On two occasions during heads-up play in the World Series of Poker Main Event Jorstad assumed a statue-like pose while his opponent, Adrian Attenborough, shuffled his chips and agonized for several minutes over a decision.

Each time, the wait was worth it.

Jorstad won the $10,000 buy-in No-limit Hold’em World Championship on Saturday at Bally’s Event Center, outlasting Attenborough to claim the $10 million first prize.

“I came into a very tough heads-up versus the one opponent I did not want to face,” Jorstad said. “He was the guy who was giving me trouble since Day 6 basically. But I got better cards than him today.”

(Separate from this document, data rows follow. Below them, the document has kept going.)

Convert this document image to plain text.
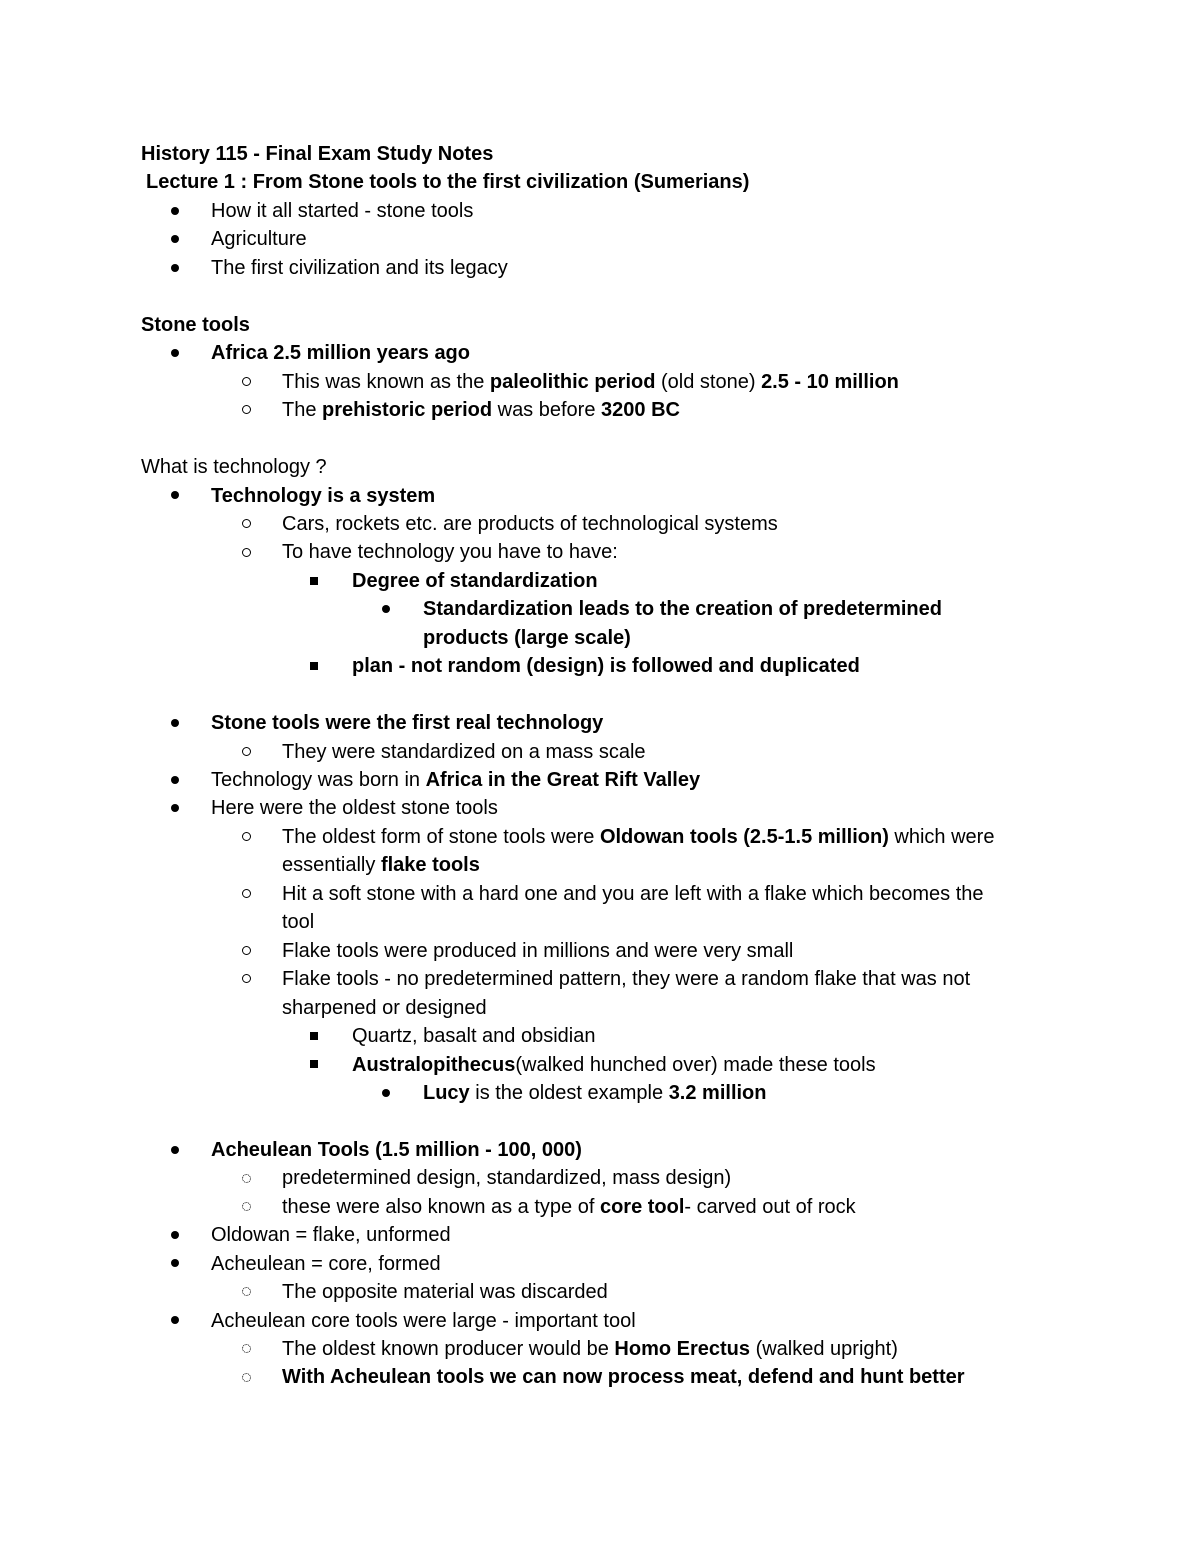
History 115 - Final Exam Study Notes
Lecture 1 : From Stone tools to the first civilization (Sumerians)
How it all started - stone tools
Agriculture
The first civilization and its legacy
Stone tools
Africa 2.5 million years ago
This was known as the paleolithic period (old stone) 2.5 - 10 million
The prehistoric period was before 3200 BC
What is technology ?
Technology is a system
Cars, rockets etc. are products of technological systems
To have technology you have to have:
Degree of standardization
Standardization leads to the creation of predetermined
products (large scale)
plan - not random (design) is followed and duplicated
Stone tools were the first real technology
They were standardized on a mass scale
Technology was born in Africa in the Great Rift Valley
Here were the oldest stone tools
The oldest form of stone tools were Oldowan tools (2.5-1.5 million) which were
essentially flake tools
Hit a soft stone with a hard one and you are left with a flake which becomes the
tool
Flake tools were produced in millions and were very small
Flake tools - no predetermined pattern, they were a random flake that was not
sharpened or designed
Quartz, basalt and obsidian
Australopithecus(walked hunched over) made these tools
Lucy is the oldest example 3.2 million
Acheulean Tools (1.5 million - 100, 000)
predetermined design, standardized, mass design)
these were also known as a type of core tool- carved out of rock
Oldowan = flake, unformed
Acheulean = core, formed
The opposite material was discarded
Acheulean core tools were large - important tool
The oldest known producer would be Homo Erectus (walked upright)
With Acheulean tools we can now process meat, defend and hunt better
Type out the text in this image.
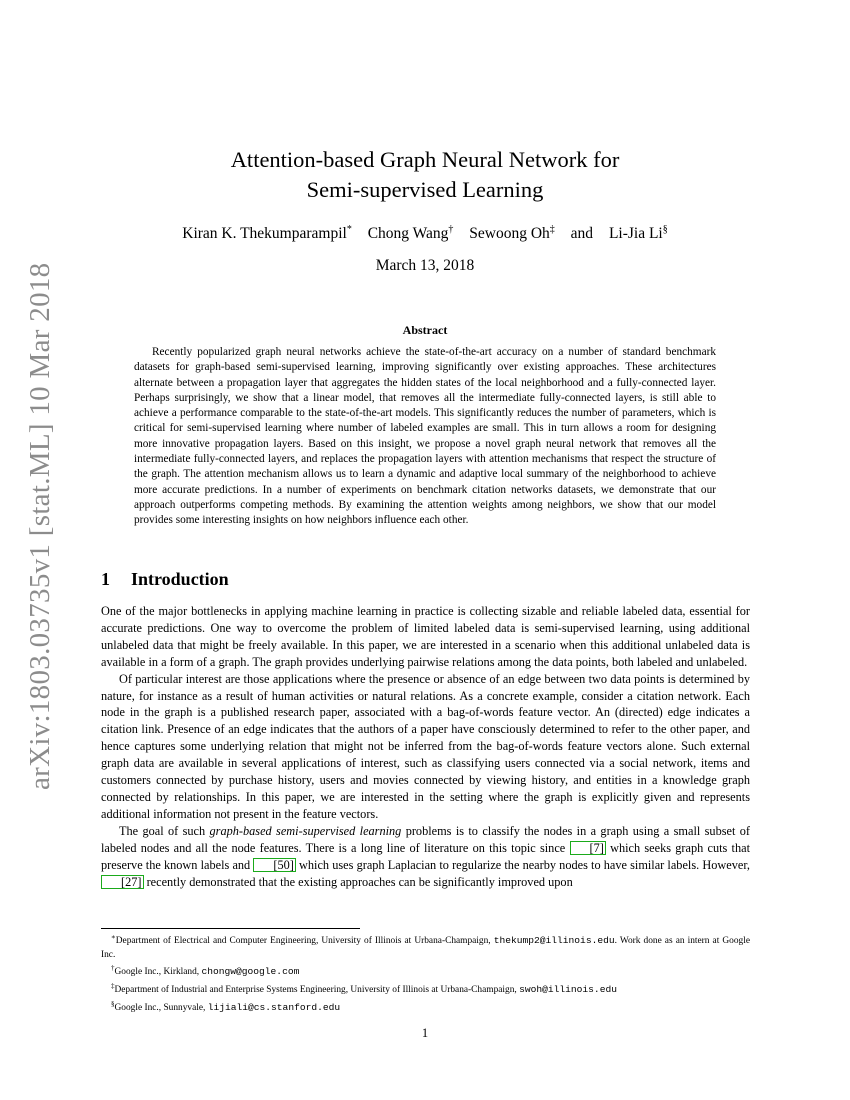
arXiv:1803.03735v1 [stat.ML] 10 Mar 2018
Attention-based Graph Neural Network for
Semi-supervised Learning
Kiran K. Thekumparampil* Chong Wang† Sewoong Oh‡ and Li-Jia Li§
March 13, 2018
Abstract
Recently popularized graph neural networks achieve the state-of-the-art accuracy on a number of standard benchmark datasets for graph-based semi-supervised learning, improving significantly over existing approaches. These architectures alternate between a propagation layer that aggregates the hidden states of the local neighborhood and a fully-connected layer. Perhaps surprisingly, we show that a linear model, that removes all the intermediate fully-connected layers, is still able to achieve a performance comparable to the state-of-the-art models. This significantly reduces the number of parameters, which is critical for semi-supervised learning where number of labeled examples are small. This in turn allows a room for designing more innovative propagation layers. Based on this insight, we propose a novel graph neural network that removes all the intermediate fully-connected layers, and replaces the propagation layers with attention mechanisms that respect the structure of the graph. The attention mechanism allows us to learn a dynamic and adaptive local summary of the neighborhood to achieve more accurate predictions. In a number of experiments on benchmark citation networks datasets, we demonstrate that our approach outperforms competing methods. By examining the attention weights among neighbors, we show that our model provides some interesting insights on how neighbors influence each other.
1 Introduction

One of the major bottlenecks in applying machine learning in practice is collecting sizable and reliable labeled data, essential for accurate predictions. One way to overcome the problem of limited labeled data is semi-supervised learning, using additional unlabeled data that might be freely available. In this paper, we are interested in a scenario when this additional unlabeled data is available in a form of a graph. The graph provides underlying pairwise relations among the data points, both labeled and unlabeled.

Of particular interest are those applications where the presence or absence of an edge between two data points is determined by nature, for instance as a result of human activities or natural relations. As a concrete example, consider a citation network. Each node in the graph is a published research paper, associated with a bag-of-words feature vector. An (directed) edge indicates a citation link. Presence of an edge indicates that the authors of a paper have consciously determined to refer to the other paper, and hence captures some underlying relation that might not be inferred from the bag-of-words feature vectors alone. Such external graph data are available in several applications of interest, such as classifying users connected via a social network, items and customers connected by purchase history, users and movies connected by viewing history, and entities in a knowledge graph connected by relationships. In this paper, we are interested in the setting where the graph is explicitly given and represents additional information not present in the feature vectors.

The goal of such graph-based semi-supervised learning problems is to classify the nodes in a graph using a small subset of labeled nodes and all the node features. There is a long line of literature on this topic since [7] which seeks graph cuts that preserve the known labels and [50] which uses graph Laplacian to regularize the nearby nodes to have similar labels. However, [27] recently demonstrated that the existing approaches can be significantly improved upon

∗Department of Electrical and Computer Engineering, University of Illinois at Urbana-Champaign, thekump2@illinois.edu. Work done as an intern at Google Inc.

†Google Inc., Kirkland, chongw@google.com

‡Department of Industrial and Enterprise Systems Engineering, University of Illinois at Urbana-Champaign, swoh@illinois.edu

§Google Inc., Sunnyvale, lijiali@cs.stanford.edu

1
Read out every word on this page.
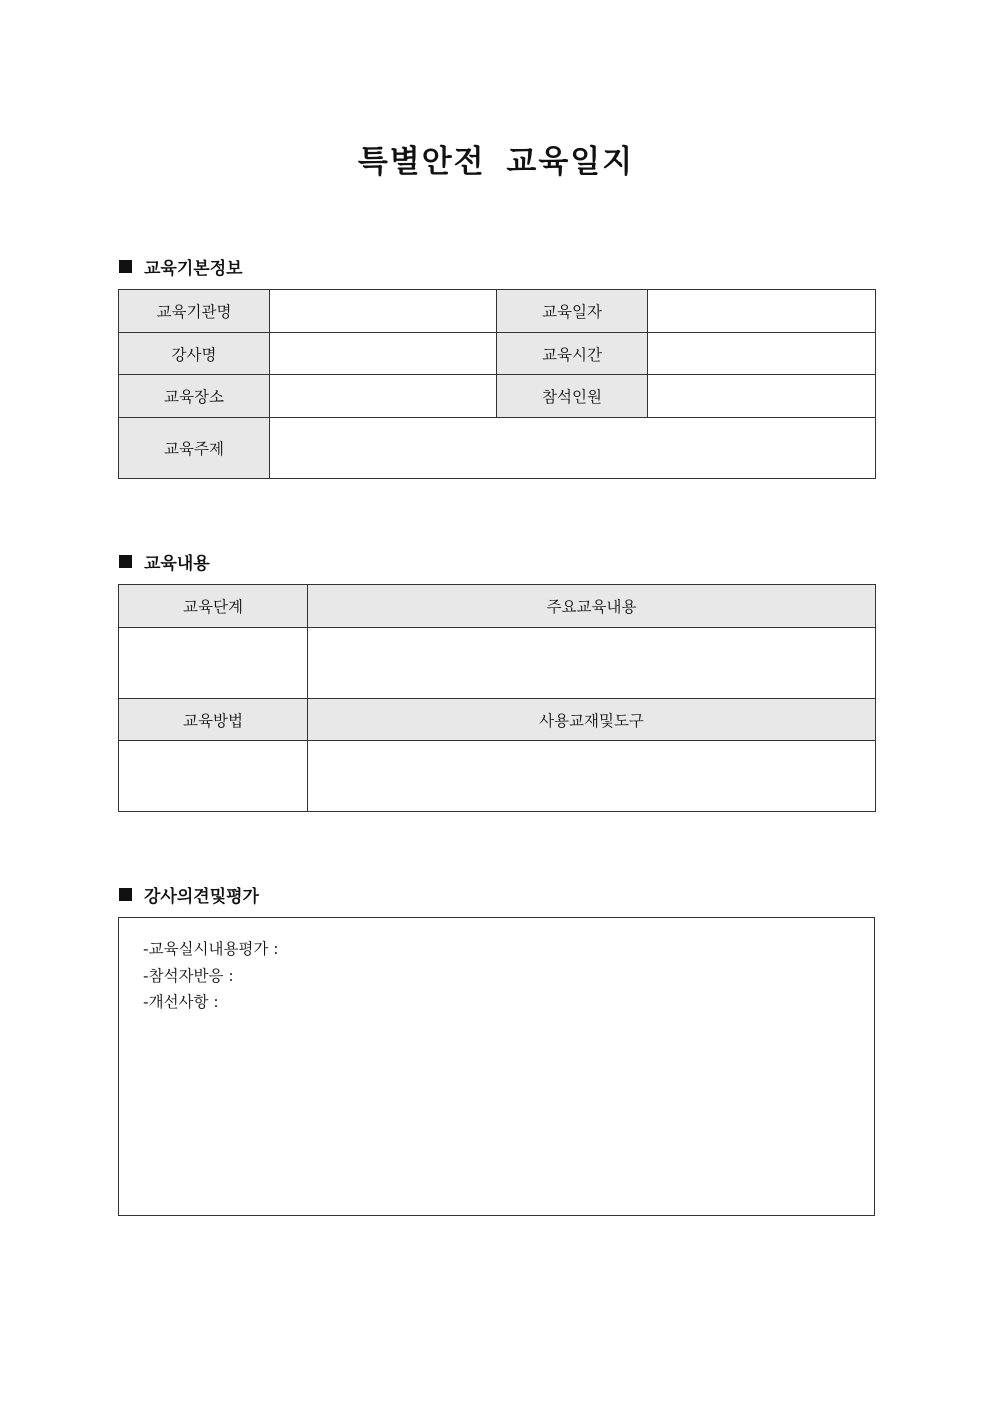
특별안전 교육일지
교육기본정보
교육기관명		교육일자	
강사명		교육시간	
교육장소		참석인원	
교육주제			
교육내용
교육단계	주요교육내용

교육방법	사용교재및도구

강사의견및평가
-교육실시내용평가 :
-참석자반응 :
-개선사항 :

Jorstad topped a near-record field of 8,663 entrants and is the first player from Norway to win the Main Event. Felix Stephensen finished second in 2014.

It is Jorstad’s second career WSOP bracelet after he partnered with Patrick Leonard to win the $1,000 buy-in Tag Team No-limit Hold’em event earlier this summer.

Attenborough, a resident of Las Vegas originally from Australia, earned $6 million for second place.

“To me it’s kind of like surfing a wave,” Attenborough said. “If I crashed at the start of the wave and busted the (final table) early or if I somehow rode the wave into the shore, I would be super happy regardless. I’m just enjoying this experience.”

The heads-up match between Jorstad and Attenborough lasted 19 hands and took less than 90 minutes but will be remembered for two long hands in particular.

On the first hand of the match, Jorstad put Attenborough to the test for his tournament life after the river while holding the better two-pair. Attenborough went into the tank for close to 20 minutes, squirming in his seat as he talked through his decision before ultimately folding.

“I really was trying to think of every other hand I’ve played with him, every action he taken on the streets, how long he’s taken,” Attenborough said. “Just anything that can get me a little extra information to make a better decision.”

Jorstad let out an extended exhale as the chips were pushed his way. The entire hand took more than 28 minutes to play out.

“It felt like an eternity,” Jorstad said. “I was doing this weird meditation practice where you focus on different body parts. I was focusing on this finger, then this finger, then this finger. I was just in my zone, just chilling.”

That pot gave Jorstad a 3-to-1 chip advantage, which disappeared four hands later when Attenborough picked off his opponent’s bluff and doubled-up into the chip lead.

But Jorstad recovered and was ahead once again heading into the final hand.

While holding queen-two, Jorstad made a full house on the river and again put Attenborough in the cage for all his chips, then took the identical pose as the first hand of heads-up.

Attenborough thought for almost nine minutes, muttered an expletive and finally slammed his chips in the middle only to see the bad news when Jorstad rolled over his cards.

Jorstad clasped his hands together in front of his chest and bowed to his friends and family on the rail to thank them. After the victory, he made an emotional call to his mother in Norway.

Jorstad, who lives in London, said he plans to move up in stakes to play more high-roller events and will use a portion of his winnings to invest in cryptocurrency and tech stocks.

“I don’t know what to do now,” he said. “I’m kind of homeless and trying to figure life out. I’ll go somewhere or maybe take a little break.”

Michael Duek, a resident of Fort Lauderdale, Florida, originally from Argentina, was eliminated in third place after less than 30 minutes of play. He took home $4 million.